What is the Holistic Marketing Model (HMM)?
The Holistic Marketing Model is Objective Platform's approach to Marketing Mix Modelling. It combines elements of traditional MMM and multi-touch attribution, measures performance at channel and campaign level, incorporates non-media factors and uses Bayesian statistics to improve reliability when data is limited. It is designed to be always on and automated, delivering continuous insights through dashboards rather than periodic reports.
What are Bayesian statistics and why do they matter for MMM?
Bayesian statistics is a statistical approach that combines observed data with prior knowledge to produce probability estimates. In the context of MMM, this means the model can incorporate what an organisation already knows about channel performance, historical conversion rates and experiment results alongside new data. This makes models more reliable when historical datasets are limited and allows them to improve over time as more data accumulates.
How is HMM different from multi-touch attribution?
Multi-touch attribution tracks individual user journeys across digital touchpoints and assigns credit to each interaction. It provides granular, touchpoint-level visibility but depends on user-level tracking data that is increasingly restricted by privacy regulations. HMM operates on aggregated data, making it privacy-safe by design. It does not track individual users but achieves campaign-level granularity through its media hierarchy structure. The two approaches answer different questions and can be used in combination.

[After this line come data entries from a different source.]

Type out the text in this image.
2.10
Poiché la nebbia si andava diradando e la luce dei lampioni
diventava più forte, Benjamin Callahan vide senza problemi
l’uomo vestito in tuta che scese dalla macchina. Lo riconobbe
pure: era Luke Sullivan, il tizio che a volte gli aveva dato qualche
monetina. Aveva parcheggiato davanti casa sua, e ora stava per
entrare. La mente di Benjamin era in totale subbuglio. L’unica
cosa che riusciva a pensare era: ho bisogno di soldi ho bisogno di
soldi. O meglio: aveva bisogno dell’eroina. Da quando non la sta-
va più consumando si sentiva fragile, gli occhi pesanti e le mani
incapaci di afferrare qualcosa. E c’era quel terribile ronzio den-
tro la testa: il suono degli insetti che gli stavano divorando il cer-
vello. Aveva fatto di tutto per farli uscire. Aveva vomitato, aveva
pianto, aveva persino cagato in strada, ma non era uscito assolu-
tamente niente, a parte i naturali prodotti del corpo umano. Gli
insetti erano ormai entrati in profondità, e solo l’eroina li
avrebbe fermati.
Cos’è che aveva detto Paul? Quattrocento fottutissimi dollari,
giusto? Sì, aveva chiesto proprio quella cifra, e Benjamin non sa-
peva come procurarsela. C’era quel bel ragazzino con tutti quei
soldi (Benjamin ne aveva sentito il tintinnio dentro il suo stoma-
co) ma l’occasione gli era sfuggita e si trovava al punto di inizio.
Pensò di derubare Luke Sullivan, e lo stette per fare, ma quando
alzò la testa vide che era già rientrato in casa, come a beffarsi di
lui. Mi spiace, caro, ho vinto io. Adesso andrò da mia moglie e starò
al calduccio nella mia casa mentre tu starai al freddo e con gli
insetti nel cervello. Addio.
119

Why is campaign-level granularity important in MMM?
Channel-level MMM tells you that a channel is working but not which part of your activity within that channel is driving results. Campaign-level granularity allows you to distinguish between campaign types, product groups and individual campaigns within a channel. This makes it possible to optimise at a level that is actually actionable for media planners and brand managers, rather than producing insights that are too aggregated to act on.